Second Degree Burns:
- Immerse the affected area in cold (not ice) water until the pain subsides.
- Dip clean clothes in cold water, wring them out and apply them over and over again to the burned area for as long as an hour.
- Blot the area dry.
- Do not rub.
- Do not break any blisters that have formed.
- Avoid applying antiseptic sprays, ointments, and creams.
- Once dried, dress the area with a single layer of loose gauze that does not stick to the skin.
- Hold in place with bandage tape that is placed well away from the burned area.
- Change the dressing the next day and every two days after that.
- Prop the burnt area higher than the rest of the body, if possible.
- Call your doctor if there are signs of infection (fever of 101°F or higher, chills, increased redness and swelling, and pus) or if the burn shows no sign of improvement after 2 days.
Third Degree Burns:
- All third degree burns require medical treatment.
- Minor third-degree burns can be treated in a doctor’s office, but all others should be considered a medical emergency that requires hospital treatment, usually in a burn unit.
- Call 911 or get the person to an emergency room as soon as possible.
- If the person is on fire, do not let him or her run.

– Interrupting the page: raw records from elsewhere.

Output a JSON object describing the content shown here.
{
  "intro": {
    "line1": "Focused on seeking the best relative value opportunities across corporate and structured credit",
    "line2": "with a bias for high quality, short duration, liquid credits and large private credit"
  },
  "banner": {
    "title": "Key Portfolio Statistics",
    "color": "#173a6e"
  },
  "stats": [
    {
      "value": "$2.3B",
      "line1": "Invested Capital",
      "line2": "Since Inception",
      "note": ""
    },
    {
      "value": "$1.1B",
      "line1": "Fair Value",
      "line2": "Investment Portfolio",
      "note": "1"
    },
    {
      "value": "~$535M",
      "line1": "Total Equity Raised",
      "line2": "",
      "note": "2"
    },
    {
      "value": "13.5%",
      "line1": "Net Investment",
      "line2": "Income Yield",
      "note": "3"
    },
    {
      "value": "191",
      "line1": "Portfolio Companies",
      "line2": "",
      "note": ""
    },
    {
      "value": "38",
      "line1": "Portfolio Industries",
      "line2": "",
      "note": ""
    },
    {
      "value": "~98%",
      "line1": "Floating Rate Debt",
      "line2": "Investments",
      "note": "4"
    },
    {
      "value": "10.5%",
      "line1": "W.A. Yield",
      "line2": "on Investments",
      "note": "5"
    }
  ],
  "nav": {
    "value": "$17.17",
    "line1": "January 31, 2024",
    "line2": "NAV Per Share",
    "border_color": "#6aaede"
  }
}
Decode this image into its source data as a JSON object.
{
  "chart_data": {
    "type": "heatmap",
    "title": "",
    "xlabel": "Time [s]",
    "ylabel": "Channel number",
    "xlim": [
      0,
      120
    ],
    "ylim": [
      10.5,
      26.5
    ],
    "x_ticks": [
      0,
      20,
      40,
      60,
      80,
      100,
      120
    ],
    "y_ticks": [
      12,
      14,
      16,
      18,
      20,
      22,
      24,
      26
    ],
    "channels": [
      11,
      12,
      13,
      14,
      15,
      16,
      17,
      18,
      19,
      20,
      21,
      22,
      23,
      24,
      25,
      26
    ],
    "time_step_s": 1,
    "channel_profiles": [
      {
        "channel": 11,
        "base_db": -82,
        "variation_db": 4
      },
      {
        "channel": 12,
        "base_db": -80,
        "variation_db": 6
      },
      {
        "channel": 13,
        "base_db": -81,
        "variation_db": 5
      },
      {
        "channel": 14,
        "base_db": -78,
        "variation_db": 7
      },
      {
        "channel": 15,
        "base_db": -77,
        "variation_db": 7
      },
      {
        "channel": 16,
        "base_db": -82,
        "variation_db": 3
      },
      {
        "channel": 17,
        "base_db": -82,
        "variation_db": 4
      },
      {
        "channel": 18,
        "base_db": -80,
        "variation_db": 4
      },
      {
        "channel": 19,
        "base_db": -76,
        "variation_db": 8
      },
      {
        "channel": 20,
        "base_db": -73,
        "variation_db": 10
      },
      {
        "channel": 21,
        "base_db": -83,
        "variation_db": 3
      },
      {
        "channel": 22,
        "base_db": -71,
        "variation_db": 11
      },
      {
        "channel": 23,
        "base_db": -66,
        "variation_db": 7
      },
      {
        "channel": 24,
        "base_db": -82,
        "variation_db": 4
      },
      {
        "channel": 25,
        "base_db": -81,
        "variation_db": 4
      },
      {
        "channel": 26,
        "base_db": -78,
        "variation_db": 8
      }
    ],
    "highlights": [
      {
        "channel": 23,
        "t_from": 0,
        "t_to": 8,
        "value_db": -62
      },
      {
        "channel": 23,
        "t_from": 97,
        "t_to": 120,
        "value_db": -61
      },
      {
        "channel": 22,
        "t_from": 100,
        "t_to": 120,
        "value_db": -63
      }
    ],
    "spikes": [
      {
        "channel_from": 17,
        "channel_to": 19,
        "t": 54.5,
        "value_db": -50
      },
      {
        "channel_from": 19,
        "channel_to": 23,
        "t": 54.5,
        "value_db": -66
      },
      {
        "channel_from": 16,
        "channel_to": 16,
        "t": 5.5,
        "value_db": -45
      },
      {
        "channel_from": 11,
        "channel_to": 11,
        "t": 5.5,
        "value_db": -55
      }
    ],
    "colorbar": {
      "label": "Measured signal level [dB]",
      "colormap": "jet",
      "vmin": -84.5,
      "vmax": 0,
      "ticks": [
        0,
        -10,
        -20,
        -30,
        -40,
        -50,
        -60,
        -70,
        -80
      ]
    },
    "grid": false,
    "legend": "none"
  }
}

Smother any flames with a blanket, jacket, or water, if available, or have the victim use the “stop, drop, and roll” method.
- Remove any clothing or jewelry from the injured area, but DO NOT remove clothing if it is stuck to the burn.
- Very briefly immerse the burned area in cold water or use a clean towel or washcloth moistened with cold water to stop the burning process.
- Don’t hold the burned area in cold water for too long or you will cool down the body too much.
- Don’t use ice or ice water because they will further damage the tissue.
- Do not break open any blisters or there will be a greater risk of infection. If the blisters are open, don’t remove any clothing that might be stuck to the burn and don’t run water over the burn. This will increase the risk of shock.
- Whether the blisters are broken or not, you can place a dry, sterile gauze pad over the burn, but do not use any bandages with adhesive. If the burned area is larger, lightly drape a clean sheet over it to protect it until you get medical treatment. It is important for the bandage to be loose so the burn gets air.
- Never apply butter, oils, or burn ointments. They make it more difficult for the burn to heal and can actually make the burn worse because the heat can’t escape.
- Arms or legs that are burned should be kept raised to reduce the amount of swelling. If the face or neck is burned, raise the person’s head slightly. This will also help if he or she is having trouble breathing.
- If the person appears to be going into shock, lay him or her flat on the ground, raise the feet around 12 inches (30 cm), and call for medical help. You can cover the patient with a blanket to keep him or her warm.
- Do not give a person who is in shock anything to drink. Otherwise, you can provide the patient with small sips of clear liquid, such as water or juice.
SAFETY IS A FULL-TIME JOB…DON’T MAKE IT A PART TIME PRACTICE!!